I turned to go to the door, to go out to the car for my bag.

“You know,” he said as my hand went to the handle, “my partner spent some time in
the Boston area. Back in the halcyon days of his youth. You’ll have to talk.”

“Oh, good,” I said. “I would like that very much.”

THE PARTNERS LIVED TOGETHER
on the second floor. The door to their apartment was open when I walked past with
my suitcase. A short
hallway led from that open door to a darkened sitting room, where a soccer game was
on television. I could not see who was watching it, but I assumed someone was. I put
down the suitcase and knocked.

“Hello,” I called.

There was movement. A figure appeared at the end of the hallway. A lean man, a little
less than six feet tall in bare feet, wearing a T-shirt and jeans. A man whose hair,
if not wavy, was at least still on his head.

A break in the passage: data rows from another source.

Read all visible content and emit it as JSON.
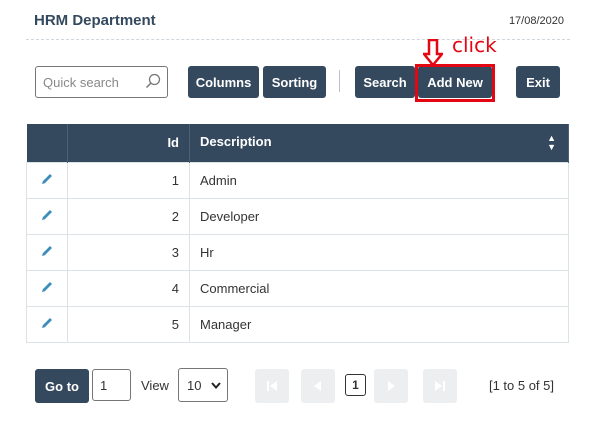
{
  "header": {
    "title": "HRM Department",
    "date": "17/08/2020"
  },
  "toolbar": {
    "search_placeholder": "Quick search",
    "columns_label": "Columns",
    "sorting_label": "Sorting",
    "search_label": "Search",
    "add_new_label": "Add New",
    "exit_label": "Exit"
  },
  "annotation": {
    "text": "click",
    "color": "#e30613"
  },
  "table": {
    "columns": [
      "Id",
      "Description"
    ],
    "rows": [
      {
        "id": "1",
        "description": "Admin"
      },
      {
        "id": "2",
        "description": "Developer"
      },
      {
        "id": "3",
        "description": "Hr"
      },
      {
        "id": "4",
        "description": "Commercial"
      },
      {
        "id": "5",
        "description": "Manager"
      }
    ]
  },
  "pager": {
    "goto_label": "Go to",
    "page_value": "1",
    "view_label": "View",
    "view_value": "10",
    "current_page": "1",
    "range_text": "[1 to 5 of 5]"
  },
  "colors": {
    "primary": "#34495e",
    "accent": "#e30613",
    "edit_icon": "#3c8dbc"
  }
}
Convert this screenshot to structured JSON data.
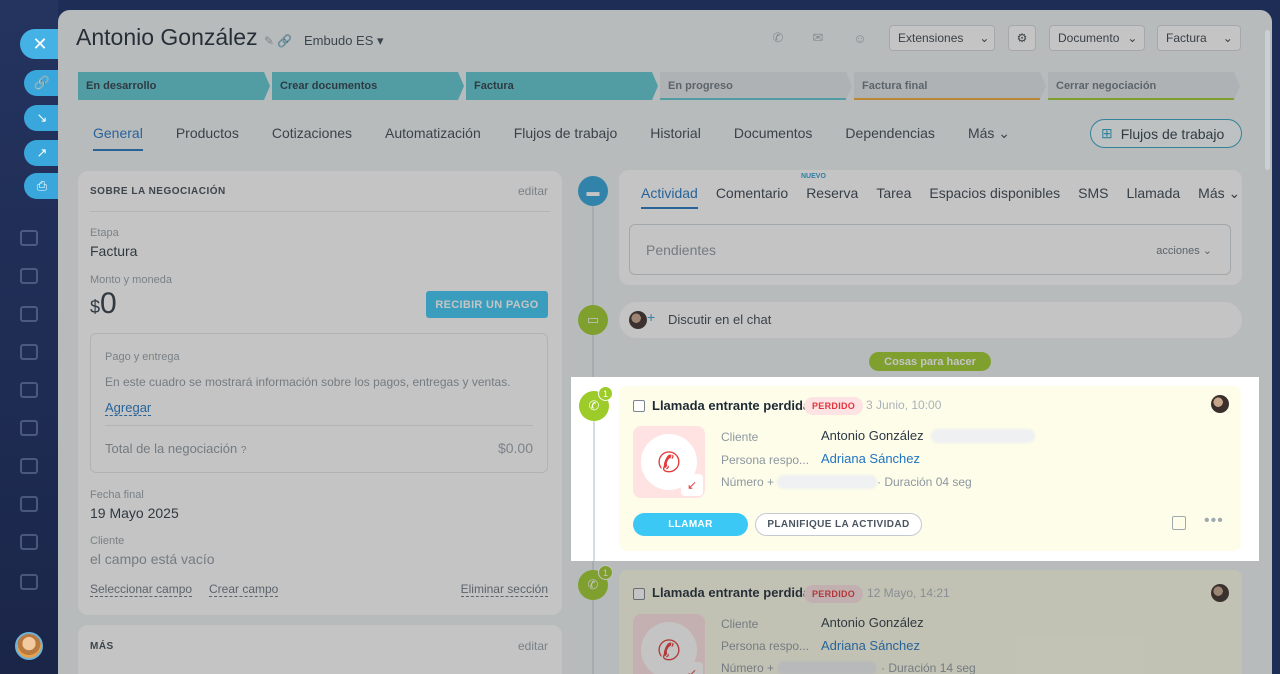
{
  "header": {
    "title": "Antonio González",
    "funnel": "Embudo ES",
    "extensions": "Extensiones",
    "document": "Documento",
    "invoice": "Factura"
  },
  "stages": [
    {
      "label": "En desarrollo",
      "state": "done",
      "color": "#5cc6d2"
    },
    {
      "label": "Crear documentos",
      "state": "done",
      "color": "#5cc6d2"
    },
    {
      "label": "Factura",
      "state": "done",
      "color": "#5cc6d2"
    },
    {
      "label": "En progreso",
      "state": "todo",
      "color": "#5cc6d2"
    },
    {
      "label": "Factura final",
      "state": "todo",
      "color": "#f2a733"
    },
    {
      "label": "Cerrar negociación",
      "state": "todo",
      "color": "#9ccb2a"
    }
  ],
  "tabs": [
    "General",
    "Productos",
    "Cotizaciones",
    "Automatización",
    "Flujos de trabajo",
    "Historial",
    "Documentos",
    "Dependencias",
    "Más"
  ],
  "workflows_button": "Flujos de trabajo",
  "deal": {
    "section_title": "SOBRE LA NEGOCIACIÓN",
    "edit": "editar",
    "stage_label": "Etapa",
    "stage_value": "Factura",
    "amount_label": "Monto y moneda",
    "currency": "$",
    "amount": "0",
    "receive_payment": "RECIBIR UN PAGO",
    "payment_title": "Pago y entrega",
    "payment_desc": "En este cuadro se mostrará información sobre los pagos, entregas y ventas.",
    "add": "Agregar",
    "total_label": "Total de la negociación",
    "total_value": "$0.00",
    "close_date_label": "Fecha final",
    "close_date_value": "19 Mayo 2025",
    "client_label": "Cliente",
    "client_value": "el campo está vacío",
    "select_field": "Seleccionar campo",
    "create_field": "Crear campo",
    "delete_section": "Eliminar sección",
    "more_title": "MÁS",
    "more_edit": "editar"
  },
  "activity": {
    "tabs": [
      "Actividad",
      "Comentario",
      "Reserva",
      "Tarea",
      "Espacios disponibles",
      "SMS",
      "Llamada",
      "Más"
    ],
    "new_badge": "NUEVO",
    "pending": "Pendientes",
    "actions": "acciones",
    "chat": "Discutir en el chat",
    "todo_pill": "Cosas para hacer"
  },
  "calls": [
    {
      "title": "Llamada entrante perdida",
      "status": "PERDIDO",
      "date": "3 Junio, 10:00",
      "client_label": "Cliente",
      "client": "Antonio González",
      "responsible_label": "Persona respo...",
      "responsible": "Adriana Sánchez",
      "number_label": "Número +",
      "duration": "· Duración 04 seg",
      "call_btn": "LLAMAR",
      "plan_btn": "PLANIFIQUE LA ACTIVIDAD",
      "count": "1"
    },
    {
      "title": "Llamada entrante perdida",
      "status": "PERDIDO",
      "date": "12 Mayo, 14:21",
      "client_label": "Cliente",
      "client": "Antonio González",
      "responsible_label": "Persona respo...",
      "responsible": "Adriana Sánchez",
      "number_label": "Número +",
      "duration": "· Duración 14 seg",
      "count": "1"
    }
  ]
}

“Yes?” he said. Like the man on the first floor, he did not bother with French.

“Are you the fellow from New England?” I asked.

He came forward, out of the darkness. It was the boy in the prep school yearbook,
two decades along. I felt a surge of elation and held out my hand even before he finished
telling me he was from Connecticut.

“Massachusetts,” I said.

He took my hand. I remember thinking it was not the shake of a sailor. “I went to
school in Massachusetts,” he said.

“Yes, I know.” I did not release my grip.

“Oh, did Toby tell you?” The inquiry was friendly enough. There was no subterfuge
to it. He did not even try to pull his hand away.

I said, “No. I know because I’ve come all the way here looking for you.”

“Me?” He smiled, as though I might be a talent scout.

“I’m George Becket, from the Cape and Islands district attorney’s office.”

The handshake, minimal before, now went as soft as pudding.

“Oh, shit,” he said, and the words came out partly in dejection, partly in alarm.
He tried to step back, but I would not let go of his hand. I wondered if he would
call for Toby. If the big man would come charging up the stairs. If I would end up
grappling with both of them, tumbling around the second floor. Georgie Becket, punching
his way across the Western Hemisphere. You see this scar? Tamarindo, Costa Rica. This
one? Monflanquin, France.

But Jason did not call for Toby and he did not keep up the struggle. He left his hand,
his arm, hanging in my grip as if I were a doctor taking his pulse. “What did I do?”
he said.

“If you want me to guess,” I told him, “I’d say you really didn’t do anything. But
there are those who would like me to think you did.”

He did not respond. He just looked at me with eyes that contained none of the confidence
of the youth in the yearbook photo.

“You are Jason Stockover, aren’t you?”

There was an instant when I did not know what he was going to say or what I was going
to do if he denied it, but then he nodded and I was so relieved I almost hugged him.
I opted for dropping his hand, which immediately went into his front pocket. Both
his hands went into both his front pockets. Because he was wearing jeans, and because
they were fairly tight, he got only his fingers in.